Inventário de qualidade tem seu preço

“Brand safety, junto com brand exposure e fraude, são tópicos que vão ficar ainda mais presentes em 2018. Anunciantes estão percebendo cada vez mais a importância  do “onde e como” a marca está exposta ao cliente. Uma exposição extrema (por exemplo, em retargeting agressivo e descontrolado) tem um efeito negativo, bem como a marca aparecendo em lugares e matérias inapropriados. Junto com a fraude, essas são as razões pelas quais hoje, no Brasil, os CPMs estão extremamente baixos. É preciso de uma consciência maior no mercado de que um inventário de qualidade possui um preço mais elevado e que a fraude e non-human traffic são razões porque o CPM médio no Brasil é tão mais baixo em comparação com outros países” – Moritz Wolff, diretor geral da Sociomantic América Latina.

Fortalecimento dos private marketplaces

“Brand safety é uma preocupação muito real no mercado e, por isso, que estamos vendo um grande movimento para mercados privados (private marketplaces) quando se trata da compra de publicidade programática. Nós da ROIx estamos de olho nisso há alguns anos, pois sabíamos que um dia esta bolha iria estourar. Do nosso ponto de vista, trabalhar com um inventário premium é um requisito e não é algo que deve ser opcional. Acreditamos que essa tendência dos anunciantes em se certificar onde sua mídia está sendo veiculada irá impulsionar o mercado em 2018” – John deTar, CEO da ROIx e do GDB.

 

Análise além das whitelists e blacklists

“Vejo uma atenção maior para as tecnologias por trás da garantia de um ambiente seguro, indo além do controle de whitelist, blacklist ou keywords da página. Será o ano do desenvolvimento e da inclusão de inteligências artificiais. Esse, inclusive, é o lema da DynAdmic desde a sua fundação – controle semântico pre-bidding, language processing, controle de sons e leitura completa do áudio com entendimento das palavras faladas, bem como do contexto.
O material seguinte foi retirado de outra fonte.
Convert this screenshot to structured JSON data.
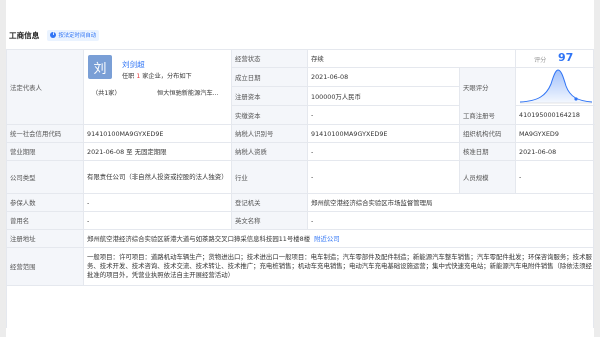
{
  "section": {
    "title": "工商信息",
    "badge": "按法定时间自动"
  },
  "legal_rep": {
    "label": "法定代表人",
    "avatar_char": "刘",
    "name": "刘剑超",
    "role_prefix": "任职",
    "role_count": "1",
    "role_suffix": "家企业，分布如下",
    "count_text": "（共1家）",
    "company": "恒大恒驰新能源汽车..."
  },
  "rows": {
    "status": {
      "label": "经营状态",
      "value": "存续"
    },
    "founded": {
      "label": "成立日期",
      "value": "2021-06-08"
    },
    "capital": {
      "label": "注册资本",
      "value": "100000万人民币"
    },
    "paid_capital": {
      "label": "实缴资本",
      "value": "-"
    },
    "sky_score": {
      "label": "天眼评分",
      "score_label": "评分",
      "score": "97"
    },
    "reg_no": {
      "label": "工商注册号",
      "value": "410195000164218"
    },
    "credit_code": {
      "label": "统一社会信用代码",
      "value": "91410100MA9GYXED9E"
    },
    "taxpayer_id": {
      "label": "纳税人识别号",
      "value": "91410100MA9GYXED9E"
    },
    "org_code": {
      "label": "组织机构代码",
      "value": "MA9GYXED9"
    },
    "term": {
      "label": "营业期限",
      "value": "2021-06-08 至 无固定期限"
    },
    "taxpayer_qual": {
      "label": "纳税人资质",
      "value": "-"
    },
    "approval_date": {
      "label": "核准日期",
      "value": "2021-06-08"
    },
    "company_type": {
      "label": "公司类型",
      "value": "有限责任公司（非自然人投资或控股的法人独资）"
    },
    "industry": {
      "label": "行业",
      "value": "-"
    },
    "staff_size": {
      "label": "人员规模",
      "value": "-"
    },
    "insured": {
      "label": "参保人数",
      "value": "-"
    },
    "reg_authority": {
      "label": "登记机关",
      "value": "郑州航空港经济综合实验区市场监督管理局"
    },
    "former_name": {
      "label": "曾用名",
      "value": "-"
    },
    "english_name": {
      "label": "英文名称",
      "value": "-"
    },
    "address": {
      "label": "注册地址",
      "value": "郑州航空港经济综合实验区新港大道与如茶路交叉口獐采信息科技园11号楼8楼",
      "link": "附近公司"
    },
    "scope": {
      "label": "经营范围",
      "value": "一般项目：许可项目：道路机动车辆生产；货物进出口；技术进出口一般项目：电车制造；汽车零部件及配件制造；新能源汽车整车销售；汽车零配件批发；环保咨询服务；技术服务、技术开发、技术咨询、技术交流、技术转让、技术推广；充电桩销售；机动车充电销售；电动汽车充电基础设施运营；集中式快速充电站；新能源汽车电附件销售（除依法须经批准的项目外，凭营业执照依法自主开展经营活动）"
    }
  },
  "colors": {
    "accent": "#2f74f5",
    "label_bg": "#f4f6fa",
    "border": "#e5e8ee"
  },
  "icons": {
    "badge": "info-icon",
    "score_curve": "bell-curve-chart"
  }
}
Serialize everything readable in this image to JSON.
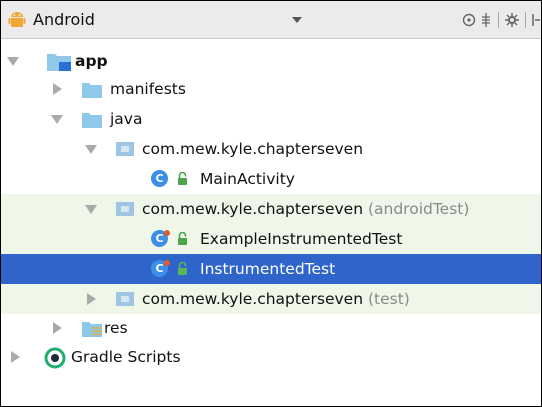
{
  "toolbar": {
    "view_label": "Android",
    "icons": [
      "android-icon",
      "dropdown-arrow-icon",
      "scope-icon",
      "collapse-icon",
      "settings-icon",
      "hide-icon"
    ]
  },
  "tree": {
    "app": "app",
    "manifests": "manifests",
    "java": "java",
    "pkg_main": "com.mew.kyle.chapterseven",
    "main_activity": "MainActivity",
    "pkg_android_test": "com.mew.kyle.chapterseven",
    "pkg_android_test_suffix": "(androidTest)",
    "example_instrumented_test": "ExampleInstrumentedTest",
    "instrumented_test": "InstrumentedTest",
    "pkg_test": "com.mew.kyle.chapterseven",
    "pkg_test_suffix": "(test)",
    "res": "res",
    "gradle_scripts": "Gradle Scripts"
  },
  "class_badge_letter": "C",
  "selected_item": "InstrumentedTest",
  "colors": {
    "toolbar_bg": "#ebebeb",
    "selection": "#2f65ca",
    "test_group_bg": "#eef7e8",
    "folder": "#8fc8e9",
    "class_badge": "#3d8ee6",
    "lock": "#4aa44a"
  }
}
A noção de contexto e brand safety depende das marcas e do tipo de consumidor que se quer alcançar. Com objetivo de não perder em escala, são necessárias tecnologias que permitam análise em tempo real de cada conteúdo em vídeo. A análise restrita à whitelist/blacklist ficou no passado, pois não garante 100% de brand safety. Para garantir escala e um ambiente seguro, a tecnologia deve estar afinada com uma análise profunda das keywords (da página e do vídeo), do conteúdo do próprio vídeo (som de fundo, entendimento semântico do áudio etc), da qualidade do conteúdo (profissional ou amador), além de verificar a qualidade das impressões por meio de empresas especializadas na verificação antifraude.  Espero que, em 2018, anunciantes estejam finalmente dispostos a pagar um pouco mais por esse trabalho criterioso e fundamental para os resultados de suas campanhas, sendo mais seletivos com a questão do brand safety. Ao adotar essas técnicas de controle e as tecnologias adequadas, definitivamente será a oportunidade para as próprias marcas de engajar melhor com o consumidor e ‘dar um boost’ no ROI das suas campanhas” – Lara Khrumholz, VP da DynAdmic para América Latina.